First, Ed Delahanty. Delahanty was a remarkable hitter in his time and has one of the 19 seasons played in baseball history where he had an on-base-percentage greater than .499:
On July 2, 1903, Delahanty boarded a train bound for New York to go play for the Giants. Ed got hammered on the train, whipped out a blade and started threatening other passengers. The conductor kicked him off the train at Niagara Falls. A drunken Delahanty attempted to cross the International Bridge over the Niagara River and is believed to have fallen off the bridge into the falls. Any player’s death in which the deceased is found at the bottom of Niagara Falls qualifies as a mighty strange baseball death.
Hmm. OK. The dude fell over the Niagara Falls after getting off a train.
And now Jim Creighton. Creighton was one of the sport’s first superstars. In 1861, at age 21, he was a phenom at pitching and hitting and 1862 was supposedly one of the greatest seasons ever played to that point. This is where our story starts:
However, in October 1862, in the midst of his greatest season, Creighton died suddenly. Such was his fame at the time of his death, and such was the grief of the baseball community, that a 12-foot marble obelisk, topped with a large baseball, was erected at his gravesite.

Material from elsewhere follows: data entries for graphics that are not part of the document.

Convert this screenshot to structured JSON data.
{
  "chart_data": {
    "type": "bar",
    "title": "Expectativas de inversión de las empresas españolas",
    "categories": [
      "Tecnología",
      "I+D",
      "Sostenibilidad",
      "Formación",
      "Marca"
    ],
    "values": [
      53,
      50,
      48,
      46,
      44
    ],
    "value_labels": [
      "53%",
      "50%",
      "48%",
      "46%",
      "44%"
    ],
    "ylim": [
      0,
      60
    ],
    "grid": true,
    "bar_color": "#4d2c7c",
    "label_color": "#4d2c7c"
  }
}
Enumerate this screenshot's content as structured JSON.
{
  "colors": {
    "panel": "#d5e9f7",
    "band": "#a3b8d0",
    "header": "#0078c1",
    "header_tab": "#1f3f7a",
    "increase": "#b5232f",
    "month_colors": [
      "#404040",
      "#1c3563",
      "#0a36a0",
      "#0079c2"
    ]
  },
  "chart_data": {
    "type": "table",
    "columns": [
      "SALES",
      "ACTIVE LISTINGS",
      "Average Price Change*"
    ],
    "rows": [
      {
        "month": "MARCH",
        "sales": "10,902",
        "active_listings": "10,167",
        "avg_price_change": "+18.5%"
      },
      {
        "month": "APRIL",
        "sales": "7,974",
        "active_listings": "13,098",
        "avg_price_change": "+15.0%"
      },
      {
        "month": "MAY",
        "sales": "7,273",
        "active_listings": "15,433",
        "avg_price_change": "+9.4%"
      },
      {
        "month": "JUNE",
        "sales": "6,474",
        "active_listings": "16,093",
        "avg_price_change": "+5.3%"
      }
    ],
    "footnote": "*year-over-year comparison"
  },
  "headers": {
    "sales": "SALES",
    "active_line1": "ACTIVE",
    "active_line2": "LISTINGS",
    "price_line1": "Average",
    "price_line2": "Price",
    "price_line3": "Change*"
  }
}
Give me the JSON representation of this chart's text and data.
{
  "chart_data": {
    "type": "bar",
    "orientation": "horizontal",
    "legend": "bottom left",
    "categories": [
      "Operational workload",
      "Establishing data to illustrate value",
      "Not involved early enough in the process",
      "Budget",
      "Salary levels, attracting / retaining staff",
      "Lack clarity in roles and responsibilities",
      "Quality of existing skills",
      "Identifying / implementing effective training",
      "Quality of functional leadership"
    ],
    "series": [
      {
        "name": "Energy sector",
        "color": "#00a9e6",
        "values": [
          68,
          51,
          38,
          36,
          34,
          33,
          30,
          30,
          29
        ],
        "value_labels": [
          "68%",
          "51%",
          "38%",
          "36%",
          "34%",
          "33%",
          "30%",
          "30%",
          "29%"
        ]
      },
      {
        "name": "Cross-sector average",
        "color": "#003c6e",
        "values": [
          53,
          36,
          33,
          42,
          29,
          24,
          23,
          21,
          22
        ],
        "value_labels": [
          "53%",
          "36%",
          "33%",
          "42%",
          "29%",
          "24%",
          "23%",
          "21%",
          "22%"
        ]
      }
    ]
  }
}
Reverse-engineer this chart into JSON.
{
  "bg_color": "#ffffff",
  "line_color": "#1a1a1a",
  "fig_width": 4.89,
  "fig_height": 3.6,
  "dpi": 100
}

For the next several years, the Excelsiors’ programs had a portrait of their fallen star, shrouded in black, featured prominently in the center.
There are several explanations for his death. The generally accepted explanation, which has existed from the time of his death, is that he fatally injured himself while playing baseball. At the time, players swung massive bats almost entirely with their upper body; it is said that a particularly hard swing from Creighton – some versions of the story have it as a home run swing – caused an internal injury. Remarking to teammate George Flanley that he had perhaps snapped a belt, he continued playing but was in extreme pain hours later. A few days later, he died at his parents’ house.
In an 1887 issue of early sports newspaper The Sporting Life, a letter-writer, who signed only as “Old Timer”, sent in his account of the event. Robert Smith (Baseball in America, Holt Rinehart Winston, 1961, p. 10,13) as well as the Findagrave website  reported it is a ruptured bladder. SABR researcher John Thorn concluded ruptured inguinal hernia.  Others speculate that it was some already-present injury or disease, or that his appendix or spleen had burst after the game. Contemporary writers were vague, only stating that he had suffered a “strain”.
Huh. Which one do you think is weirder?